O Instituto de Administração da Saúde, IP-RAM (IASAÚDE) destaca a comparticipação de 69% nos medicamentos utilizados para o tratamento da endometriose.
Recorde-se que, há pouco mais de um ano, os medicamentos específicos para o tratamento da endometriose passaram a constar da lista de medicamentos que podem ser objeto de comparticipação, sendo incluídos no Grupo 8 (Hormonas e medicamentos usados no tratamento das doenças endócrinas), do escalão B.
À semelhança do que acontece relativamente aos medicamentos para a procriação medicamente assistida e para os antigos combatentes, a Região Autónoma da Madeira (RAM) acompanhou esta medida, reconhecendo que “o tratamento da endometriose é essencial para a salvaguarda da qualidade de vida das mulheres que são afetadas por esta doença”, tal como refere a presidente do IASAÚDE. Rubina Silva reforça que “facilitar o acesso aos medicamentos, através de comparticipação imediata no momento da compra nas farmácias, é um passo importante para que os tratamentos sejam realizados e, com isso, ajudar a aliviar as dores e a atenuar as complicações da doença”.

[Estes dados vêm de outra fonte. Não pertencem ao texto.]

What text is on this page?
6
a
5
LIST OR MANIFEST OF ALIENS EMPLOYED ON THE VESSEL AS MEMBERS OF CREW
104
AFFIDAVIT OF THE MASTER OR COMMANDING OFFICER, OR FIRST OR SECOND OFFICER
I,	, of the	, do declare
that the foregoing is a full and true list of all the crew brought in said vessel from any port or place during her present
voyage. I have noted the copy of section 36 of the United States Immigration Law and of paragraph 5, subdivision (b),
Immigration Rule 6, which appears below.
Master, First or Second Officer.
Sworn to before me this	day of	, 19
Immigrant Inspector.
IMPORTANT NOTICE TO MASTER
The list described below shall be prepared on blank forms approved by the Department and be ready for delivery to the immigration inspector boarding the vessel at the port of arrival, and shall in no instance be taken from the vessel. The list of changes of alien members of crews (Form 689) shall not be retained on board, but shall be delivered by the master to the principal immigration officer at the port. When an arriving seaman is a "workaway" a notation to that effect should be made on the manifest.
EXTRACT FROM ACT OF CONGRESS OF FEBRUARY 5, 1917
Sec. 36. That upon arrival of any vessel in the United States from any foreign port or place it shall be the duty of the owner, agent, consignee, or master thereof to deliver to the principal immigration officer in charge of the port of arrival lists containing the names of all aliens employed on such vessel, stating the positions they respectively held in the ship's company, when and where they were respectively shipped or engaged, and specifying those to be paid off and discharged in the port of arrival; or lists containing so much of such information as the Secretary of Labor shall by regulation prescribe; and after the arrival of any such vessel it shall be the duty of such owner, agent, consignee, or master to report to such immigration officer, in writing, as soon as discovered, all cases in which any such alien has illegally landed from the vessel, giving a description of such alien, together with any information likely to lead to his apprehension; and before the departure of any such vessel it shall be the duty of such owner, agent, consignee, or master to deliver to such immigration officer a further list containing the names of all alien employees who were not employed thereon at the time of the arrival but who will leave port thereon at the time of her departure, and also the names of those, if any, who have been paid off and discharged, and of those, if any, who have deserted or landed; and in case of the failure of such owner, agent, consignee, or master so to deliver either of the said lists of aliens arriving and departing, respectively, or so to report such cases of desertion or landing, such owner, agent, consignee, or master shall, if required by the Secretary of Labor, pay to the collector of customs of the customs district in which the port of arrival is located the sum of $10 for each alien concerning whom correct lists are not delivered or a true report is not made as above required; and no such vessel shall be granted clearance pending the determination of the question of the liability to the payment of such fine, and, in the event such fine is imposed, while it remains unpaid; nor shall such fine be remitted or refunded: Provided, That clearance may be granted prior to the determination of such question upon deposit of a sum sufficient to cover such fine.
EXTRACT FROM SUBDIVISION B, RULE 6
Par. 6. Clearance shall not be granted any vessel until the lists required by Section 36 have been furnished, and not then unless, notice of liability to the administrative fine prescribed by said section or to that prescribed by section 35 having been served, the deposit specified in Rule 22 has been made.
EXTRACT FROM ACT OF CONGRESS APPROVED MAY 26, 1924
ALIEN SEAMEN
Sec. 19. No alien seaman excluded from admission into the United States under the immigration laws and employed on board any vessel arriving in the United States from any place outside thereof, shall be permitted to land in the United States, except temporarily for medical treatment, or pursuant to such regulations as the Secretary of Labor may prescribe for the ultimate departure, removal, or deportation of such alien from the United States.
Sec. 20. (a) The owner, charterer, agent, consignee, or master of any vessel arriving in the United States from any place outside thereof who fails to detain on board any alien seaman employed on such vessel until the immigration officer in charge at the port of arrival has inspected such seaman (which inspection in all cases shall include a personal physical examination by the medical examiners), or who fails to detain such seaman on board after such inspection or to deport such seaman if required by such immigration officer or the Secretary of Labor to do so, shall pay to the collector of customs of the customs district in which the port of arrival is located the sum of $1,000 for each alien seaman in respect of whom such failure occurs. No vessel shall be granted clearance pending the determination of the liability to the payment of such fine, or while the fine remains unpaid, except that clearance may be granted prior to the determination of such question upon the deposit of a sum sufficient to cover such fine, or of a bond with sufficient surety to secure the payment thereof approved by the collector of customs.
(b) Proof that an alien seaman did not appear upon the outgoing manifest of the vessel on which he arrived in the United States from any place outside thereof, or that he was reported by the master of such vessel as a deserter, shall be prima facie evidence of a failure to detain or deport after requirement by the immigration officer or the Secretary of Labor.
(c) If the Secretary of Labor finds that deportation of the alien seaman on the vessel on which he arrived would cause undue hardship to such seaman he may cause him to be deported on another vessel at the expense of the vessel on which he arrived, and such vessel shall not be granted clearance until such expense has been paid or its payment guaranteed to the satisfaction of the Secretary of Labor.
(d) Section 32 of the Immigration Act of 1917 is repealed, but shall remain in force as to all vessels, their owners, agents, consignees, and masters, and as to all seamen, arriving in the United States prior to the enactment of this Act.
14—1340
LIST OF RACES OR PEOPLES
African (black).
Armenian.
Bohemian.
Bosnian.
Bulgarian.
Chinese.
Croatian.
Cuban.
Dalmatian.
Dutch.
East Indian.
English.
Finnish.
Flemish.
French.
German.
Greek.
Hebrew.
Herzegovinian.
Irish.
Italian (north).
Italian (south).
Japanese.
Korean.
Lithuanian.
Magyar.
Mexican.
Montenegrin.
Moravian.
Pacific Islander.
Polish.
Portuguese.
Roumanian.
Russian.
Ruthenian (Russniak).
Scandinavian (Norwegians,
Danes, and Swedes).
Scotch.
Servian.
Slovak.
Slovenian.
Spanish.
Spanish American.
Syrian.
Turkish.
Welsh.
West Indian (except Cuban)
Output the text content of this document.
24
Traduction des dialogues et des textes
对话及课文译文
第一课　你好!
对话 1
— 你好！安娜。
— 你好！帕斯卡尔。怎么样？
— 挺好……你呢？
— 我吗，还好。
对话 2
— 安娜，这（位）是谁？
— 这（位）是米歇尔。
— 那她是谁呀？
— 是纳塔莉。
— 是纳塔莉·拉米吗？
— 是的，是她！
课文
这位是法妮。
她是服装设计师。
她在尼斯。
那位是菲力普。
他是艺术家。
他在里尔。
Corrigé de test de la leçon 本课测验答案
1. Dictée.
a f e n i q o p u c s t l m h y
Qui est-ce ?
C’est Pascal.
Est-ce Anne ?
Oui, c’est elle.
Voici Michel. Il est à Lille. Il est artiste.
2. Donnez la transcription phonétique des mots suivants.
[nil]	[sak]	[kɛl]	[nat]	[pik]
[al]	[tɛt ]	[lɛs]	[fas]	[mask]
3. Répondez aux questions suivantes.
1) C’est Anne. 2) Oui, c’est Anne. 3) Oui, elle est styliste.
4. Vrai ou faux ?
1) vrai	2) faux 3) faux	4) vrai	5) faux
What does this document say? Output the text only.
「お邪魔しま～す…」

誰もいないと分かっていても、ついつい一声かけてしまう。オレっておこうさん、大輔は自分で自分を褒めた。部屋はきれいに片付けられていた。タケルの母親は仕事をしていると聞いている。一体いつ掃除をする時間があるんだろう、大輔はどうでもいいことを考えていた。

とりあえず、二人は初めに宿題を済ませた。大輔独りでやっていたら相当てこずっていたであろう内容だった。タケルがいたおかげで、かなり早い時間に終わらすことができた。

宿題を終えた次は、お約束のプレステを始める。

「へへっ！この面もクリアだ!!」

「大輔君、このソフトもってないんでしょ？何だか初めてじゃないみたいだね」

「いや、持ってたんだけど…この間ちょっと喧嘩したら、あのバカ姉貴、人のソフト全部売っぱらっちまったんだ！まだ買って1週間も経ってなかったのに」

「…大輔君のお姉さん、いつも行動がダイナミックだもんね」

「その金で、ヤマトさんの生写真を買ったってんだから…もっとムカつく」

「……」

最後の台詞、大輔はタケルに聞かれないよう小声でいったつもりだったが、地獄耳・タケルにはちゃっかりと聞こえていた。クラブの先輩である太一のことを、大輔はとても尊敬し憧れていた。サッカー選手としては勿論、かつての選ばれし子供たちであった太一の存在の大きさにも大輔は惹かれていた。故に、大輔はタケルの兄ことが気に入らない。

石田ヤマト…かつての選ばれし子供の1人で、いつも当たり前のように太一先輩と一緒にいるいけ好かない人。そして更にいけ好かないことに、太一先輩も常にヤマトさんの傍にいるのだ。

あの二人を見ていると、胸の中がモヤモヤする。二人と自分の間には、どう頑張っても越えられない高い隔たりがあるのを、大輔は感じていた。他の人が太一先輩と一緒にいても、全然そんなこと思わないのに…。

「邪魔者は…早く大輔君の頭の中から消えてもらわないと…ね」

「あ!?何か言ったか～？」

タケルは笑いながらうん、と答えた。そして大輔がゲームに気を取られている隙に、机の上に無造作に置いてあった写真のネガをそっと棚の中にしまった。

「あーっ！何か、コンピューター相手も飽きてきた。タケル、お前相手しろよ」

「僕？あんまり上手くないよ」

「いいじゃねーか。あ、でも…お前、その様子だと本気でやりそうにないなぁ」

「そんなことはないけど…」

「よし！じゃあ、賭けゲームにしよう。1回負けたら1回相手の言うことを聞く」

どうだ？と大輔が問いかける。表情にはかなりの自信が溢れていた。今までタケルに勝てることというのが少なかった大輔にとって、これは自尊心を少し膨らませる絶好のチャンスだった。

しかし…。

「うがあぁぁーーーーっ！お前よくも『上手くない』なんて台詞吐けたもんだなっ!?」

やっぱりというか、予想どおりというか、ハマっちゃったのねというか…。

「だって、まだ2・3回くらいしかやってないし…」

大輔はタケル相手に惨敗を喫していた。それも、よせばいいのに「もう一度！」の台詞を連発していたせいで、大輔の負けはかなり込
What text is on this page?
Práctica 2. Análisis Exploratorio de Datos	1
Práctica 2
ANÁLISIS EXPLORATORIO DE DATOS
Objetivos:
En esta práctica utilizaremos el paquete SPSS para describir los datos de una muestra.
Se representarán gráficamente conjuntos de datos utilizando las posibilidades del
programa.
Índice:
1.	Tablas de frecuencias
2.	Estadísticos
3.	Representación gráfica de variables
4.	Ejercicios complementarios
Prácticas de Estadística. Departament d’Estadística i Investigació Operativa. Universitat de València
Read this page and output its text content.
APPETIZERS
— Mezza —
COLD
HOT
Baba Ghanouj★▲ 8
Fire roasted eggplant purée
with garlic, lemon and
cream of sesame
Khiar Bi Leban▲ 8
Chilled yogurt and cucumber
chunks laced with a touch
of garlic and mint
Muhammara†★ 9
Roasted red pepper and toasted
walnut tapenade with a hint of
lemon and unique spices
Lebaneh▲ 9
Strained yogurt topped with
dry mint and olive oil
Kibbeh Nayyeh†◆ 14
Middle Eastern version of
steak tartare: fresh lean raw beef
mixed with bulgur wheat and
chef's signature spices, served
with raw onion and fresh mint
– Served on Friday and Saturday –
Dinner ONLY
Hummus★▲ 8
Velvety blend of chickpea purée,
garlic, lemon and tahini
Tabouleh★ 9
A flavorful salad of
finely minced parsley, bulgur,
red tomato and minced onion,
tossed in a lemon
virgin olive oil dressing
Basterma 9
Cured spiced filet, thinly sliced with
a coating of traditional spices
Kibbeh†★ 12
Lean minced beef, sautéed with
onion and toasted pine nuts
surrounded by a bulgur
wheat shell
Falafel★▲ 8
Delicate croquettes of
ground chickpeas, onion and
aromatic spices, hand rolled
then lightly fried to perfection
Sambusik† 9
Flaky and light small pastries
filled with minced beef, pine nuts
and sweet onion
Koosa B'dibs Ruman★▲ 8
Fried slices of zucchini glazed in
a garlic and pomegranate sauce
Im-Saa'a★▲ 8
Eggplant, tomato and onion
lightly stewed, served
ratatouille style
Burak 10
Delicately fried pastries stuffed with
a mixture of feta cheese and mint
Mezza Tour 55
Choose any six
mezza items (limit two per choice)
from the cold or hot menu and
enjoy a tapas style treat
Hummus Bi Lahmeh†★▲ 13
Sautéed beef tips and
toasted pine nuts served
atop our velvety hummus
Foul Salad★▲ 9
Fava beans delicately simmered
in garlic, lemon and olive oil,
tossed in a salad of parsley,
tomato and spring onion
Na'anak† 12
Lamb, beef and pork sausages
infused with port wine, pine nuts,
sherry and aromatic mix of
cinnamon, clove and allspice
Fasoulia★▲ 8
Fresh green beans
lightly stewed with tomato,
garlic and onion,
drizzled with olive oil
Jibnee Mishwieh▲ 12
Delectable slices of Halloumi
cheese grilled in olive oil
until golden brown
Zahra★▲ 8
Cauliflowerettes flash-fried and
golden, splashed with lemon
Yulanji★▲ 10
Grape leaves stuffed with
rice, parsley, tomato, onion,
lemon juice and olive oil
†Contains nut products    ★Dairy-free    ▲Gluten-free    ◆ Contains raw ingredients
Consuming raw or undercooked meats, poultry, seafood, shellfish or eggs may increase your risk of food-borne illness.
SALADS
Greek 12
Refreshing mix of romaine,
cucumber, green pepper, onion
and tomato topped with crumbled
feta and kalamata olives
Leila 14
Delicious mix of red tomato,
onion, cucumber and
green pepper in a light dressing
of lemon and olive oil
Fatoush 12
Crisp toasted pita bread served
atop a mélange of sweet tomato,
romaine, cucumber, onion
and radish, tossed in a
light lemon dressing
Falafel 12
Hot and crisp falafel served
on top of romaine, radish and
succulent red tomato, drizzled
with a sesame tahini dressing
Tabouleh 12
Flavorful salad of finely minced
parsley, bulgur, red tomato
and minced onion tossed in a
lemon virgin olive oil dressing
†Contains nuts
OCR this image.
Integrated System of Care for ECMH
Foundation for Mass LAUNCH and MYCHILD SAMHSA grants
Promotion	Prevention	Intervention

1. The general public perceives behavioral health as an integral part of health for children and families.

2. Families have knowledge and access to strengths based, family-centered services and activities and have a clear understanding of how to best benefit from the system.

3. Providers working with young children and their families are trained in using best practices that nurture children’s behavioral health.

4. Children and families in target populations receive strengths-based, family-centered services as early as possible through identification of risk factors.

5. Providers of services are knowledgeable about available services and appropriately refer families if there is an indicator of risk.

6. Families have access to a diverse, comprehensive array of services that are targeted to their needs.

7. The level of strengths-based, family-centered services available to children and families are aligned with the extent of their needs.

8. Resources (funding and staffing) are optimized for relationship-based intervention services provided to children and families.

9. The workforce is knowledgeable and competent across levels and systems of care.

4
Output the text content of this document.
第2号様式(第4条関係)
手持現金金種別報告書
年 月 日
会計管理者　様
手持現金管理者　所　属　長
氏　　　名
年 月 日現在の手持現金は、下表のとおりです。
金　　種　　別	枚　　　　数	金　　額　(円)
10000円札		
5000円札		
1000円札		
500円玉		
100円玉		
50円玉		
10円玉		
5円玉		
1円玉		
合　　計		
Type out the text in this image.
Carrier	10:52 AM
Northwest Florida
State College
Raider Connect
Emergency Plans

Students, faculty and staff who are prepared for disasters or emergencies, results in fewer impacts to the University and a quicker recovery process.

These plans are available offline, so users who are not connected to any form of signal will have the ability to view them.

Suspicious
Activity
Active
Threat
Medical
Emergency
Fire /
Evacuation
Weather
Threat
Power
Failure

Segundo a médica Lília Remesso, especialista na área de Ginecologia / Obstetrícia do Serviço de Saúde da RAM (SESARAM), a endometriose é uma doença crónica, benigna e estrogênio-dependente, que é estimulada pela presença desta hormona e causada pelo crescimento do endométrio fora da cavidade uterina, o que provoca inflamação.
A dor, que é muitas vezes confundida com problemas menstruais ou referenciada como psicossomática é, normalmente, a principal queixa manifestada pelas doentes, estando a doença também associada à infertilidade. “Se nós formos procurar as mulheres em idade reprodutiva, as mulheres que têm dor ou que têm infertilidade, 30 a 50% destas mulheres terão uma endometriose por trás”, realça, explicando que o atraso de diagnóstico leva, em muitas situações, 5 a 10 anos.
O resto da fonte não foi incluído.